Четыре дня он постоянно был на публике, присутствовал на параде в Венсенне, побывал на скачках в Лоншане, на торжественном представлении в Опере, на государственном банкете в Елисейском дворце, завтракал на Кэ‑д’Орсе, сумел преобразить холодок в улыбки, когда в театре, смешавшись в антракте с толпой зрителей в фойе, высказал галантные комплименты на французском одной знаменитой актрисе. Повсюду он выступал с изящными и полными такта речами о дружбе и о своём восхищении французами, об их «славных традициях» и «прекрасном городе», к которому он, по собственному признанию, привязан «многими счастливыми воспоминаниями». Он говорил о своём «искреннем удовольствии» от этого визита, о своей вере в то, что все старые разногласия, «к счастью, преодолены и забыты», что общее процветание Франции и Англии взаимосвязано, что укрепление дружбы является его «постоянной заботой». Когда Эдуард уезжал, толпа кричала: «Vive notre roi! Да здравствует наш король!» Бельгийский дипломат сообщал: «Редко можно наблюдать столь резкое изменение общего настроения, какое произошло здесь. Он завоевал сердца всех французов». Германский посол считал этот визит «весьма странным» и высказал мысль, что англо-французское сближение, rapprochement, явилось результатом общей нелюбви к Германии. В тот же год, после упорной работы министров, преодолевших немало спорных вопросов, это «сближение» превратилось в Entente, англо-французскую Антанту, договор о которой был подписан в апреле 1904 года.
Германия могла бы иметь свою Антанту с Англией, если бы её руководители, подозрительно относившиеся к английским намерениям, сами не отвергли заигрывания министра колоний Джозефа Чемберлена – сначала в 1899‑м, а затем в 1901 году. Ни находившийся в тени Гольштейн, ни направлявший из-за кулис германскую политику элегантный и эрудированный канцлер, князь Бюлов (Bülow), ни даже сам кайзер не знали точно, в чём именно они подозревают Англию, однако были уверены в её вероломстве. Кайзер всегда стремился заключить соглашение с Англией, но так, чтобы англичане даже не догадались о его желании подписать подобный договор. Однажды, под влиянием всего английского и родственных чувств во время похорон королевы Виктории, он позволил себе признаться Эдуарду: «Даже мышь не посмеет пошевелиться в Европе без нашего согласия». Так он представлял будущий англо-германский альянс. Но едва англичане выказали признаки готовности, кайзер и его министры стали действовать уклончиво, заподозрив какую-то хитрость. Опасаясь, что англичане будут иметь преимущества за столом переговоров, немцы предпочли вообще уйти от этого вопроса и положиться на постоянно растущий флот, дабы запугать англичан и заставить тех согласиться на германские условия.

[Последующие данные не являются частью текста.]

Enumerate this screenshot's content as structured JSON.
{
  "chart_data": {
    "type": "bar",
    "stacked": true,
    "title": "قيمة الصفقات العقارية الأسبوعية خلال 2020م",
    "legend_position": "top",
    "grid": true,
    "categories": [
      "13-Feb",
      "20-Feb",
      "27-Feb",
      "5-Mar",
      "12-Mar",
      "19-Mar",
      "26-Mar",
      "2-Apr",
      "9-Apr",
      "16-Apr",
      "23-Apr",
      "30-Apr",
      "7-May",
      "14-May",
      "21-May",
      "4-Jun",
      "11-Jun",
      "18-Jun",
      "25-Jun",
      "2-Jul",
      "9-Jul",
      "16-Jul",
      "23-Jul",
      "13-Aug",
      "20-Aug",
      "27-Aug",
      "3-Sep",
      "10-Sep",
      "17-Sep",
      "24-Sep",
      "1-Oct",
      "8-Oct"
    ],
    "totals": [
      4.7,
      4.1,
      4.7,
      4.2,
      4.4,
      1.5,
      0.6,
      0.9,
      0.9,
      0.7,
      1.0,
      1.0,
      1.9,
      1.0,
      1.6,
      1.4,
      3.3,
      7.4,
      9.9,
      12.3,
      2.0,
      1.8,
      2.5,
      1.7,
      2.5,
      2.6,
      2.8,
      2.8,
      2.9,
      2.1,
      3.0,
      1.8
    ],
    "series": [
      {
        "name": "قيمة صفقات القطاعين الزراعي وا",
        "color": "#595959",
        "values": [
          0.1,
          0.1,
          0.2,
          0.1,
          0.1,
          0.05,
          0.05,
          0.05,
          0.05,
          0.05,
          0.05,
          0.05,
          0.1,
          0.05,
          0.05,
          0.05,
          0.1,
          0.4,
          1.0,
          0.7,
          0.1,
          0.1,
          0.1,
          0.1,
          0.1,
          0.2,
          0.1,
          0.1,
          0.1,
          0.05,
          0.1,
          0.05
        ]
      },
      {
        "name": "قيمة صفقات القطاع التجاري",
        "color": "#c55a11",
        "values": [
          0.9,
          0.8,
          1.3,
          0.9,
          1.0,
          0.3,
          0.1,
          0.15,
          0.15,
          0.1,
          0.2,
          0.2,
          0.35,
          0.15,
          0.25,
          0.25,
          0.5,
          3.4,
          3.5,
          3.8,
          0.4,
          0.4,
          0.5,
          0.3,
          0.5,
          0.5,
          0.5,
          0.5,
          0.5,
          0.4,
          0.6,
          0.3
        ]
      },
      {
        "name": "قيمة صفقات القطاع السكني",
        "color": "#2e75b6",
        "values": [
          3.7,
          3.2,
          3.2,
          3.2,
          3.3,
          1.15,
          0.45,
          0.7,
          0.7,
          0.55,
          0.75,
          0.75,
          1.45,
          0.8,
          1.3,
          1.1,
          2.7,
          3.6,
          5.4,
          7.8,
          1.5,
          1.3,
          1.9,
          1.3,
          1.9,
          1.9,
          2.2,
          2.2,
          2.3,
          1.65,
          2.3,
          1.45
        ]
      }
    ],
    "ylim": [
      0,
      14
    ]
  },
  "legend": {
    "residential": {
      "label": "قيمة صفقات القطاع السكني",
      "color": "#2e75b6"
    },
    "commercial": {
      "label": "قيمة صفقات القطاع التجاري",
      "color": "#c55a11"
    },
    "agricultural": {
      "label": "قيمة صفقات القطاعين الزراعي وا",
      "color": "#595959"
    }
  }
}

Бисмарк советовал Германии опираться в основном на сухопутные силы, но его последователи, ни поодиночке, ни вместе взятые, не были Бисмарками. Он неуклонно добивался достижения ясно видимых целей, они же стремились к более широким горизонтам, не имея чёткой идеи в отношении того, чего именно хотят. Гольштейн был Макиавелли без политики и действовал, исходя из одного принципа: подозревать всех и каждого. Бюлов не имел принципов, он был так скользок, жаловался его коллега адмирал Тирпиц, что по сравнению с ним угорь казался пиявкой. Резкий, непостоянный, легко увлекающийся кайзер каждый час ставил разные цели, относясь к дипломатии как к упражнению в вечном движении.
Никто из них не верил, что Англия когда-нибудь придёт к соглашению с Францией, и все предупреждения на сей счёт, в том числе наиболее обоснованное – от посла в Лондоне барона Эккардштейна, Гольштейн отметал как «наивные». На обеде в Мальборо-Хаусе в 1902 году Эккардштейн видел, как Поль Камбон, французский посол, уединился в бильярдной комнате с Джозефом Чемберленом. Там в течение двадцати восьми минут они вели «оживлённый разговор», из которого послу Германии удалось подслушать только два слова – «Египет» и «Марокко» (в мемуарах барона не говорится, была ли дверь открыта или он слушал через замочную скважину). Позднее барона пригласили в кабинет к королю, где Эдуард предложил ему сигару «1888 Уппман» и сообщил, что Англия собирается достичь урегулирования с Францией по спорным колониальным вопросам.